Destrucción en Pullehue, Chile
Image caption El terremoto arrasó los valles de Curicó y Maule, corazón histórico de la industria vinícola del país.

El terremoto en el centro-sur de Chile arrasó casas, destruyó puentes y se llevó la vida de centenares de personas. Pero el desastre también afectó al corazón de la actividad vinícola del país.

Esta es una de las principales fuentes de exportaciones que sólo el año pasado facturó US$1.400 millones, por lo que su pérdida supondría un golpe terrible para la economía.

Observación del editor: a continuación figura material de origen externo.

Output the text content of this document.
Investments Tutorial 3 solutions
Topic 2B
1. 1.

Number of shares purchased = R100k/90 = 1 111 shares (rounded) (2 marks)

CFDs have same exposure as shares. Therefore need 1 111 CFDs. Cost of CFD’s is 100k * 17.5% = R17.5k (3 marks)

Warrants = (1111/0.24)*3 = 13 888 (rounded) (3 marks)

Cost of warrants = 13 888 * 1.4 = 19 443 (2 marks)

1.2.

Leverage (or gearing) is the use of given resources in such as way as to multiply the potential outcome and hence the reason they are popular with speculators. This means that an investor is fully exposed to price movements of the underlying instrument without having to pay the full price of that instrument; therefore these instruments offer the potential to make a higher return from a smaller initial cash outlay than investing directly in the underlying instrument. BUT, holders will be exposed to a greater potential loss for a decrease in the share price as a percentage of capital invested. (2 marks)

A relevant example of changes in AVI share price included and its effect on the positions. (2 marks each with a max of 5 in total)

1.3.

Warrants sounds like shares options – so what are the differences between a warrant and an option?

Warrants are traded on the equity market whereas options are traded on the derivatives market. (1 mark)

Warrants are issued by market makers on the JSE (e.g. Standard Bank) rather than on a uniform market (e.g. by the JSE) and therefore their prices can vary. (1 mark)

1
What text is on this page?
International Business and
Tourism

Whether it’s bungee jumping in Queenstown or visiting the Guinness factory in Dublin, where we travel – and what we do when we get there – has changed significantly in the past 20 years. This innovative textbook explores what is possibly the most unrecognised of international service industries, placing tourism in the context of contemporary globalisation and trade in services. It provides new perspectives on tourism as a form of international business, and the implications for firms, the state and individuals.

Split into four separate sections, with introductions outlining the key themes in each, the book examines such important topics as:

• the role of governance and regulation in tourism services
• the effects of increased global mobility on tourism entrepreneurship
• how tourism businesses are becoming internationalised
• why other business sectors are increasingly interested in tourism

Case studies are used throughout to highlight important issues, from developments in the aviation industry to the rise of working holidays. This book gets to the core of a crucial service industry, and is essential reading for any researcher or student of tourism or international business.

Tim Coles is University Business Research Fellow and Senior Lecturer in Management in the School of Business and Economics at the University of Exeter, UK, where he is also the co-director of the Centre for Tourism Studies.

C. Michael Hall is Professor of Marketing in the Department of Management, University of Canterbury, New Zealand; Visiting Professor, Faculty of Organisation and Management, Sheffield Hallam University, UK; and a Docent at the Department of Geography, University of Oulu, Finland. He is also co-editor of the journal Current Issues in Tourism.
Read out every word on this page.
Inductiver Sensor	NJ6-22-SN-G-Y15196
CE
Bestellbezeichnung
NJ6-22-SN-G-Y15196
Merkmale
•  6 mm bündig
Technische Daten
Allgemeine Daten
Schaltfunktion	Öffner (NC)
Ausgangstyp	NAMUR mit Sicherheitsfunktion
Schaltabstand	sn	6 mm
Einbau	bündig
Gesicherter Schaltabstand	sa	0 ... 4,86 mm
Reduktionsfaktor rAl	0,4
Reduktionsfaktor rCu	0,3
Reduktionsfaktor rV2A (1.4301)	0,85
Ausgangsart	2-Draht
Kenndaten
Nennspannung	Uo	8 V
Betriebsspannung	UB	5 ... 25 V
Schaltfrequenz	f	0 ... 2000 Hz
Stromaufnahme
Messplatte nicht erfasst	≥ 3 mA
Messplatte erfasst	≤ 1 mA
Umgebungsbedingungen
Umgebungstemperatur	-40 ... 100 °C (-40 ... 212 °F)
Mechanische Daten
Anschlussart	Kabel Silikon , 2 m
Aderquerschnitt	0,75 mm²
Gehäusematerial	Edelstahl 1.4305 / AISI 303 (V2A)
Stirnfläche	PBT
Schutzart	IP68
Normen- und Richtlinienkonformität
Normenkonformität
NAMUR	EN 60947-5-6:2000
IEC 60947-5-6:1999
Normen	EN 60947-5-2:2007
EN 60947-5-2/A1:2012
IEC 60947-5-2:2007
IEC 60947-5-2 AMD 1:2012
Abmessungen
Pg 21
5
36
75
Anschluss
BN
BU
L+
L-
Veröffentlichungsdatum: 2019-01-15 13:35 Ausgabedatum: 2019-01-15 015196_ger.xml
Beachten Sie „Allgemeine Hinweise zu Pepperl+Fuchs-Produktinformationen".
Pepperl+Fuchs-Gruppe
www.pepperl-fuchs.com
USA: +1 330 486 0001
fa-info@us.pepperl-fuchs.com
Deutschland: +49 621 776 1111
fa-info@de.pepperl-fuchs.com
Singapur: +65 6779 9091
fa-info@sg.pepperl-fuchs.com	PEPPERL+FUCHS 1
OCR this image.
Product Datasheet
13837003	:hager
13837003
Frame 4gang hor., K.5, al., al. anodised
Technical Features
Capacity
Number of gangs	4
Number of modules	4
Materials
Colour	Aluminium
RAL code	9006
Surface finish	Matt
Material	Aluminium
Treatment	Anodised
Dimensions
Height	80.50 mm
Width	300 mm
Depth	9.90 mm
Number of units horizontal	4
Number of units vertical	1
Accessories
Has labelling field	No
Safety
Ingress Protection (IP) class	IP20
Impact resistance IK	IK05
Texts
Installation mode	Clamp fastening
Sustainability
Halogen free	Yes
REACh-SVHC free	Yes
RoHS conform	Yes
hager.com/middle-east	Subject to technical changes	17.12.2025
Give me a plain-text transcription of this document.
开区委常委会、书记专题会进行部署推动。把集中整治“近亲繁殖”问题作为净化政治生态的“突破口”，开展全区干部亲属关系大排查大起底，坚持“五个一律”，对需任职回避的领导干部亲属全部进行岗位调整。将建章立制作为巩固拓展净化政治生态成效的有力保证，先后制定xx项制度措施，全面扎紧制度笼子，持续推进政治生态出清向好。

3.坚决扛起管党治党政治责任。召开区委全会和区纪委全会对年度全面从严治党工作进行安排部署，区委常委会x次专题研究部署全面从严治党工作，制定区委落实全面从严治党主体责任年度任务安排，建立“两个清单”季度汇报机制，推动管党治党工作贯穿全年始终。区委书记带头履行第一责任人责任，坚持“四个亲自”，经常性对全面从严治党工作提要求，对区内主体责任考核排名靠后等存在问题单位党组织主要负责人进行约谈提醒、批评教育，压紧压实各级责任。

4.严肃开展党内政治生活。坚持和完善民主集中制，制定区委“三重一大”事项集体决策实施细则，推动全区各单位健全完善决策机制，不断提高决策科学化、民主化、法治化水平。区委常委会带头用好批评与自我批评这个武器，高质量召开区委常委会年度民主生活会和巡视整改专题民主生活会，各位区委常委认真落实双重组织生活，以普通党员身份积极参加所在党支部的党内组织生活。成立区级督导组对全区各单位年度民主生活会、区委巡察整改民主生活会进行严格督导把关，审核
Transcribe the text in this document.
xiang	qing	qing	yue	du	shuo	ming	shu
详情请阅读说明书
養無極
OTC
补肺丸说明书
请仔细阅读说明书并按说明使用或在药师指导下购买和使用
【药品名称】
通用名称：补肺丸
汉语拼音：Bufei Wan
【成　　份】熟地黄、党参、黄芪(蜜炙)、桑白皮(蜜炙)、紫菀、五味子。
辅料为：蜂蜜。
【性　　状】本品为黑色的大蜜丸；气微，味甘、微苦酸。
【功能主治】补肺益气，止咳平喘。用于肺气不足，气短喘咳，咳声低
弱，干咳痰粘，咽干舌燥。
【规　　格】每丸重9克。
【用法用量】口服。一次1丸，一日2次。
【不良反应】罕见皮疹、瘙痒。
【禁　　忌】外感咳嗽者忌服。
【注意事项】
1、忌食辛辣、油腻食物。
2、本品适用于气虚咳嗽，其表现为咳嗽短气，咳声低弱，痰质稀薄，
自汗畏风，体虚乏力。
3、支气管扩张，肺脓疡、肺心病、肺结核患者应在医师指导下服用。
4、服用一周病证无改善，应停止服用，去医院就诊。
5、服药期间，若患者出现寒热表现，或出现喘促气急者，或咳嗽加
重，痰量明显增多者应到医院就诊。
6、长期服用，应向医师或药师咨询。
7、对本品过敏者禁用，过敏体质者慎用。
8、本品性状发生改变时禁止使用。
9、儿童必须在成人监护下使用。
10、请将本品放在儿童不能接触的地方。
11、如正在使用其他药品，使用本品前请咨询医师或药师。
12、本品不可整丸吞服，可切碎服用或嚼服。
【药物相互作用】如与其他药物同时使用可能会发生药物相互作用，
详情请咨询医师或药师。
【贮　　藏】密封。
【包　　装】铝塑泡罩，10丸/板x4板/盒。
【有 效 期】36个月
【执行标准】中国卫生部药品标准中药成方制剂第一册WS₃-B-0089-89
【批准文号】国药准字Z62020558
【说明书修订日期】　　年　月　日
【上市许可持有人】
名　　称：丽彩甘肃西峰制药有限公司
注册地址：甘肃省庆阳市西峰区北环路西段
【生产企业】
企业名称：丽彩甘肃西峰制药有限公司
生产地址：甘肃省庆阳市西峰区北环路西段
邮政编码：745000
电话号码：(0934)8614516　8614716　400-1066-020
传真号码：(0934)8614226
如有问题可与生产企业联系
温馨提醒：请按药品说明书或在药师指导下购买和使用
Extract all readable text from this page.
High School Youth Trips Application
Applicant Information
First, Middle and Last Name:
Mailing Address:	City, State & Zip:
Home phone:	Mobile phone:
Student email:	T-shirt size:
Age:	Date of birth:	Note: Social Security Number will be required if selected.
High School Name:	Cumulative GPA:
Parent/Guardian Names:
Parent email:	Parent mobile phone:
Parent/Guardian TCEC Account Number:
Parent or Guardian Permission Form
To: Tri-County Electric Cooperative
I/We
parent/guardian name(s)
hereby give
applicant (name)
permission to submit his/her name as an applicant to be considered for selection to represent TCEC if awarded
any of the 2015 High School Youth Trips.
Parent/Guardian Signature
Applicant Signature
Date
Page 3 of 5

Además el sismo no pudo ocurrir en un peor momento: los valles de Curicó y Maule, muy cerca del epicentro y donde se encuentran los viñedos más antiguos de Chile, estaban a punto de recolectar la uva cuando la tierra tembló.

Todavía de desconoce el verdadero alcance de la destrucción, aunque el mayor productor de vino -la empresa Concha y Toro- ya anunció que interrumpiría la producción y distribución al menos por una semana.

"Las pérdidas fueron importantes, sobre todo en bodegas y vino embotellado. Ahora estamos evaluando la magnitud exacta de los daños", afirmó a BBC Mundo un portavoz de la compañía.

Otras empresas también sufrieron graves pérdidas. Como la española Bodegas Torres que reconoció en un comunicado que los daños materiales fueron "importantes": unos 300 toneles aplastados, una tina de inox de 100.000 litros que se agrietó perdiéndose todo el vino, miles de botellas destrozadas.

"Alivio"

Aún así, ambas empresas afirman que las estructuras de los edificios en general aguataron bien, por lo que algunos observadores señalan que se recuperarán más rápidamente de lo que se temía en un principio.

Michael Cox, director de Vinos de Chile en el Reino Unido, afirma que este parece ser el caso de la mayoría de las empresas vinícolas de la zona.

"La primera impresión es que hay problemas de comunicaciones, algunos edificios están afectados, pero el sector no resultó devastado", afirmó a BBC Mundo.

Y agregó: "Aún tenemos que comprobar los daños. Sin duda fue un golpe duro pero confío en que no supondrá un problema demasiado grande".

Cox señaló que la producción vinícola chilena está extendida por varias regiones, muchas de ellas situadas al norte de Santiago, en zonas menos afectadas por el terremoto.

Esto -según él- alivia algo el impacto del desastre, añadiendo así un grano de optimismo a un país falto de buenas noticias.